With more nodes pointing to the Alex node than to any other, that node got the highest PageRank value. 

Of course this is a toy example, and you would get more interesting results with a larger dataset, but this shows how easy it is to run an analytics algorithm with the KGIP. In the Reference Guide entry on [PageRank](analytics/pagerank.rst) you will see additional parameters that can be passed to this method to tune how the algorithm executes. 

Don't miss the [other analytics algorithms](analytics/index.rst) that are available to use with your data.

## Re-using and deleting the graph

When KGIP creates a graph it assigns it an ID value.

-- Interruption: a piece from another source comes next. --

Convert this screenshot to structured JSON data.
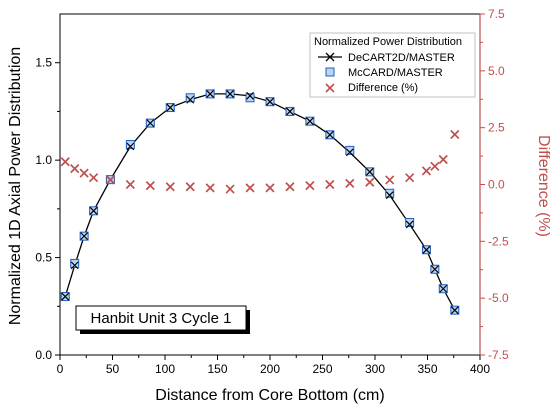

We can get that value as shown below and use it to retrieve the graph in a later session with the [`client.get_graph_by_id()`](katana.remote.Client.get_graph_by_id) method,  and the retrieved graph would still have the nodes, edges, and properties that were added above. This would even work if your Internet connection or the cluster hosting your KGIP deployment went down, as long as you had saved this ID first. 

In [19]:
print(graph.graph_id)

7yoq4iy9VybFKUcDZF2CTzwXTxn6NMcf2XLzFpMUkpf


We mentioned earlier that this graph was being created in the default database. If you iterate through `client.get_database("default").graphs_in_database()` and print the `graph_id` value of each, you will find the ID value that you output in the previous cell. 

This particular graph won't be listed if you delete it, though. Uncomment the following cell and run it to do so. If you don't get an error, you know that the `delete()` operation worked.

In [20]:
# graph.delete()

## Next steps

Now that you've had this brief tour of how you can use a Jupyter notebook to work with graphs in KGIP, you can explore more things to try in these sections of the KGIP documentation: 

- **[Graph Query](query/index.rst)**:  How to write and run Cypher queries that explore and update your data, and how to create interactive visualizations of your query results. 
- **[Graph Analytics](analytics/index.rst)**: The analytics routines provided by Katana, what they can do for you, and how to use them with your data.
- **[Graph AI](ai/index.rst)**:  How to apply Graph Neural Networks (GNNs) and other machine learning techniques that take advantage of graph technology.